Excellent, I mean I really like that song too, so if there’s a chance to hear it live again, I’m always there. Just moving away from songwriting now. What are your thoughts on the progression of women in the metal world, as they are becoming more and more prevalent in a metal context?

It’s interesting that this is even a question but understand why. I hope that it will develop further than it is, it’s definitely better for sure, certainly more so than when I first started in music. You’re seeing many more bands of just women or band with women in them. I hope it will develop further and I hope one day you won’t even have to call attention to it. You know, so we’re at a point where the term “female-fronted” for example is no longer something that is needed.

Yeah, it is kinda silly when you think about it, as long as the music is good, who cares who is playing it. Another question, I think is very interesting. From your experience across your whole career, what is the one piece of advice you give to a new up-and-coming band starting in the industry today?
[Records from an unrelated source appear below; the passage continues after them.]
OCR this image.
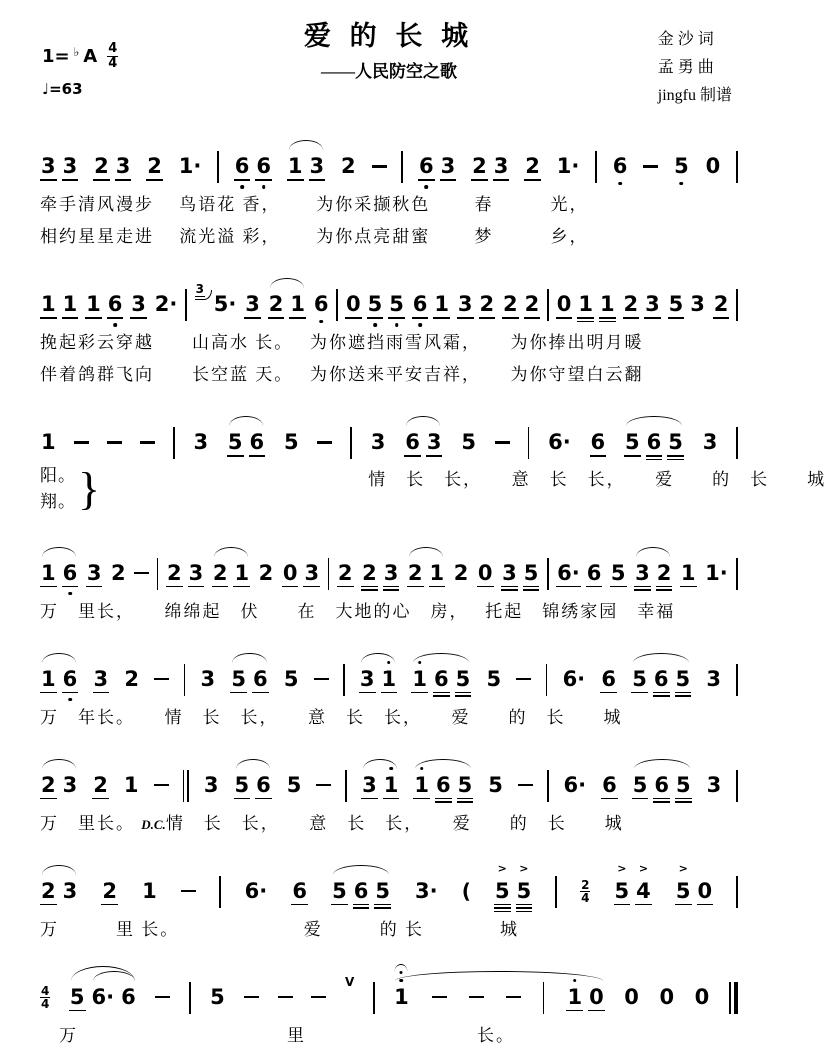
1= ♭ A $\frac{4}{4}$
♩=63
爱 的 长 城
——人民防空之歌
金 沙 词
孟 勇 曲
jingfu 制谱
3 3 2 3 2 1· 6 6 1 3 2	6 3 2 3 2 1· 6 5 0
牵手清风漫步　 鸟语花 香，　　 为你采撷秋色　　 春　　　光，
相约星星走进　 流光溢 彩，　　 为你点亮甜蜜　　 梦　　　乡，
1 1 1 6 3 2·
3
5· 3 2 1 6 0 5 5 6 1 3 2 2 2 0 1 1 2 3 5 3 2
挽起彩云穿越　　山高水 长。　 为你遮挡雨雪风霜，　　为你捧出明月暖
伴着鸽群飞向　　长空蓝 天。　 为你送来平安吉祥，　　为你守望白云翻
1	3 5 6 5	3 6 3 5	6· 6 5 6 5 3
阳。
翔。 }	情　长　长，　　意　长　长，　　爱　　的　长　　城
1 6 3 2 2 3 2 1 2 0 3 2 2 3 2 1 2 0 3 5 6· 6 5 3 2 1 1·
万　里长，　　绵绵起　伏　　在　大地的心　房，　 托起　锦绣家园　幸福
1 6 3 2	3 5 6 5	3 1 1 6 5 5	6· 6 5 6 5 3
万　年长。　　情　长　长，　　意　长　长，　　爱　　的　长　　城
2 3 2 1	3 5 6 5	3 1 1 6 5 5	6· 6 5 6 5 3
万　里长。 D.C. 情　长　长，　　意　长　长，　　爱　　的　长　　城
2 3 2 1	6· 6 5 6 5 3· ( 5
>
5
>
$\frac{2}{4} 5$
>
4
>
5
>
0
万　　　里 长。　　　　　　　爱　　　的 长　　　　城
$\frac{4}{4} 5$ 6· 6	5
V
1	1 0 0 0 0
　万　　　　　　　　　　　里　　　　　　　　　长。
Since the music business has changed so much since I started, it hard to say. As things that used to be true, aren’t anymore. One thing I will say is you can’t lie to new bands about how much work you have to put into it. Nothing is going to happen for free and if you are not committed, dedicated and not truly ready to sacrifice things, this is not the industry you want to be in. Because you have to sacrifice financial security, friends, families and whatever in order to make it work.  You know, you have to take tours before birthdays, festival slots before weddings. If you’re not prepared to do that, you will be disappointed and you will feel like a failure because you won’t make it very far. I know that sound really harsh because you want to encourage people but it’s also the truth and if you’re not ready there will always be someone who will stand over you. At the same time, I have always been that kind of person to stand on my own and do what my heart tells me otherwise I wouldn’t be here. 

However, if you’re willing to make that kind of sacrifice then it is worth it in the end because music is such a necessary thing, we need it in the world as a world without music would be a hard one to live in.

I couldn’t agree more music is so important, it’s the main thing I use to ignore that fact the world is dying and going to crap. So, just end on and this my favourite question I ask. What is the hardest thing, professionally or personally, you have had to overcome and how did you overcome it?

Hmm, that’s a hard question, give me a minute. So, actually, this is it. I’m afraid of flying and aeroplanes in general. Whenever I sit in a plane, which you do a lot on tour, I ask myself “Why am I doing this?” but I’m still doing it anyway. I think that if I didn’t have this passion for music, I would never face that fear as much as I do. I would probably not go on a plane at all. Yet, today I’m facing that fear all of the time. I always wonder to myself, why isn’t flying becoming easier, because I’m doing it so much. Yes, you have fear but having such a strong feeling inside of you to face that fear is important and once you have that, yes it might not become easier but doing the thing enjoy becomes more rewarding.